7 Steps To A Less Embarrassing Google Search
We’ve all experienced that cringe-worthy moment in which someone tells you they’ve Googled you. Even if they can’t pull up embarrassing photos from your college costume parties, they might still be presented with an unflattering photo you wouldn’t otherwise choose to share. These unfortunate findings are hard to eliminate from the Internet altogether, but there are steps you can take to ensure your personal brand is represented online as best as possible. Here, 7 ways to rebuild your online rep ASAP.
Assess The Damage
Do a quick Google (etc.) search to see what populates under your name, but don’t bother going deeper than 3 or 4 pages. Next, view your public profiles on Facebook, LinkedIn and Twitter. If you really want to investigate yourself, try a site like Pipl to see what comes up, but just be prepared—we were a little creeped out by our results! You should also sign up for Google Alerts for your name, so you’re instantly aware of anytime you’re mentioned online.
Ask Google (etc.) To Remove A Page Or Image
Go here to get information on removing a page from your results and here to get information on removing an image from your results. However, Google won’t take down just any page or image, so your best bet may be to contact the person in charge of the site to whom the picture or page belongs.
Scrub Instagram, Facebook, Twitter & LinkedIn
Instagram: The best way to protect your Instagram posts is to keep your account private. You should also do regular sweeps to delete any past posts you may now regret, and to block any followers with whom you are no longer on good terms. If you share your Instagram posts to Facebook, check your Facebook settings to ensure the pics aren’t public. If you’re not sure if you should post a picture, consider sending it as a direct message to a smaller, more curated audience of your followers instead (this is especially useful if you do decide to have a public Instagram account but often want to share photos you wouldn’t want just anyone to see). Above all, realize that anyone can take your photo and re-post it as long as they credit you, so be wary of sharing anything you wouldn’t want to be publicly associated with.

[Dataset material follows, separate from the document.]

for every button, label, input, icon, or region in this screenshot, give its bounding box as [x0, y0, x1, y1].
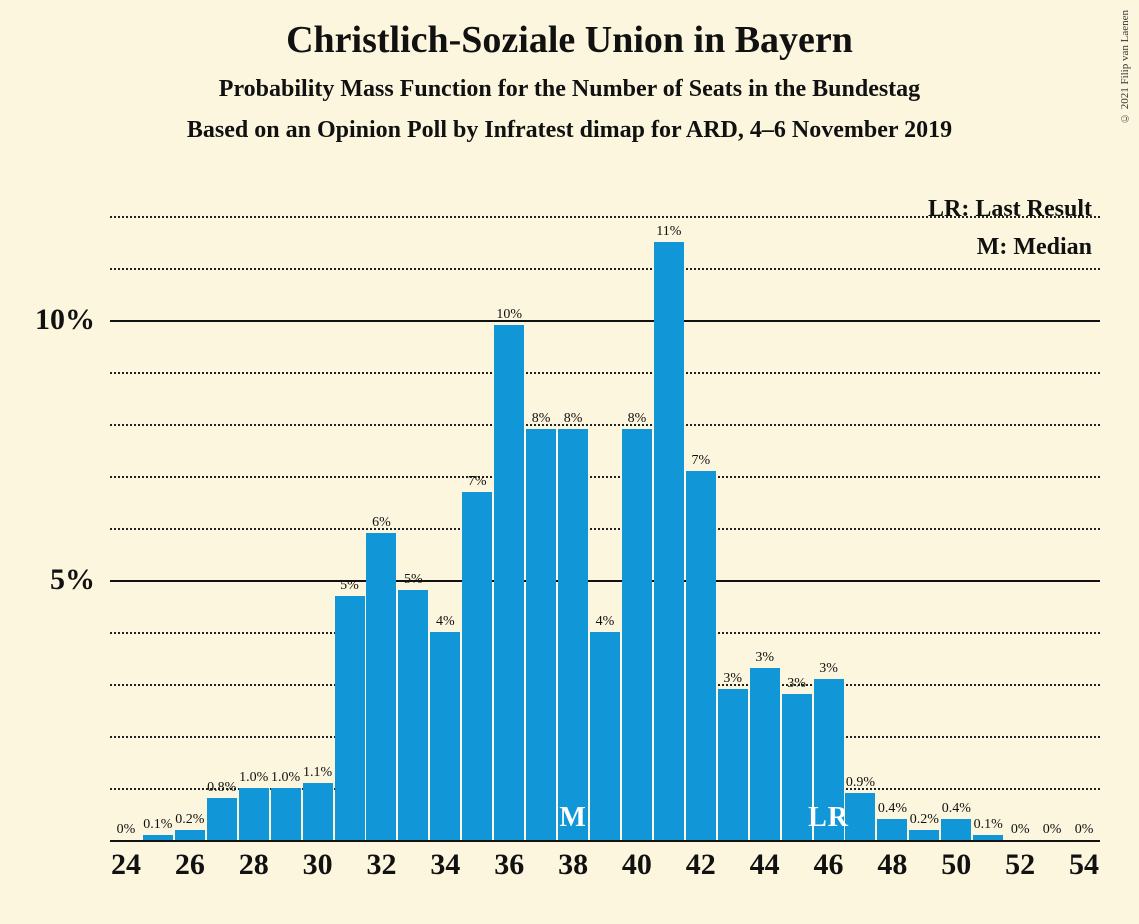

Facebook: You can individually change settings on photos or content you’ve posted to Facebook, but if you’re really embarrassed by something on your profile, your best bet is to delete it. When the content belongs to someone else, your only option is to untag yourself—which will remove it from your profile but not from theirs—or to report it as spam, which could result in removal of the image or post.
Twitter: Twitter seems to be the social network most likely to come back and bite you in a big way. If your account is public, do a regular sweep to delete any tweets that now embarrass you or seem inappropriate. Think hard before you tweet, as people can screenshot your words and enable a misguided tweet to live on in infamy forever.
LinkedIn: LinkedIn has a bunch of potentially embarrassing features. We suggest you turn off the setting that auto notifies your entire network of each and every change made to your profile. We also suggest turning off the setting that allows people to see when you’ve viewed their profile. And finally, we suggest being as honest as possible with your profile—unlike the good old days of the paper resume, your former colleagues are now able to view (whatever you said you did at your last job) and debunk it if it’s an exaggeration.
Rebuild Consciously & Bury Old Results
While at the time you may not have understood the implications of the interview you gave to a reporter when you were 19 or the pictures you posted to social media in college, you should now aim to consciously create or contribute any Internet content associated with your name. Each time you post to social media, think about what the post says about your personal or professional brand—what would your employer or next blind date think of you based on the post? You should also think about which sites you’re posting to and be sure to join any site that might be relevant to your career (ie. Tumblr for a blogger, YouTube for an aspiring director, etc.). The more new content you have, the harder it will be to find the old embarrassing stuff.
Create A Vanity Site
You can also build a better image for yourself online by grabbing a personal domain (ie. www.yourname.com) and building out a website that best represents you professionally and/or personally. Even if your exact name is no longer available, you should be able to find a close variation that will populate in your Google results.
Some of the coolest people we know aren’t on social media at all, and are barely searchable as a result. In this day and age, not being on the Internet can make more of a statement than just about anything you could post. However, be sure this approach is right for your chosen career—not everyone can pull it off.
Even if you don’t want to fully ghost, however, you can hide certain things from search by using an assumed name. Say you are so passionate about Twilight fan fiction, for example, that you’ve dedicated an entire blog to writing it, but you don’t want colleagues at your law firm to know -- using a pen name is likely the way to go.
Enlist the Help of Professionals
If you’re really feeling skittish about your online reputation, you can hire someone to clean them up for you using companies like BrandYourself.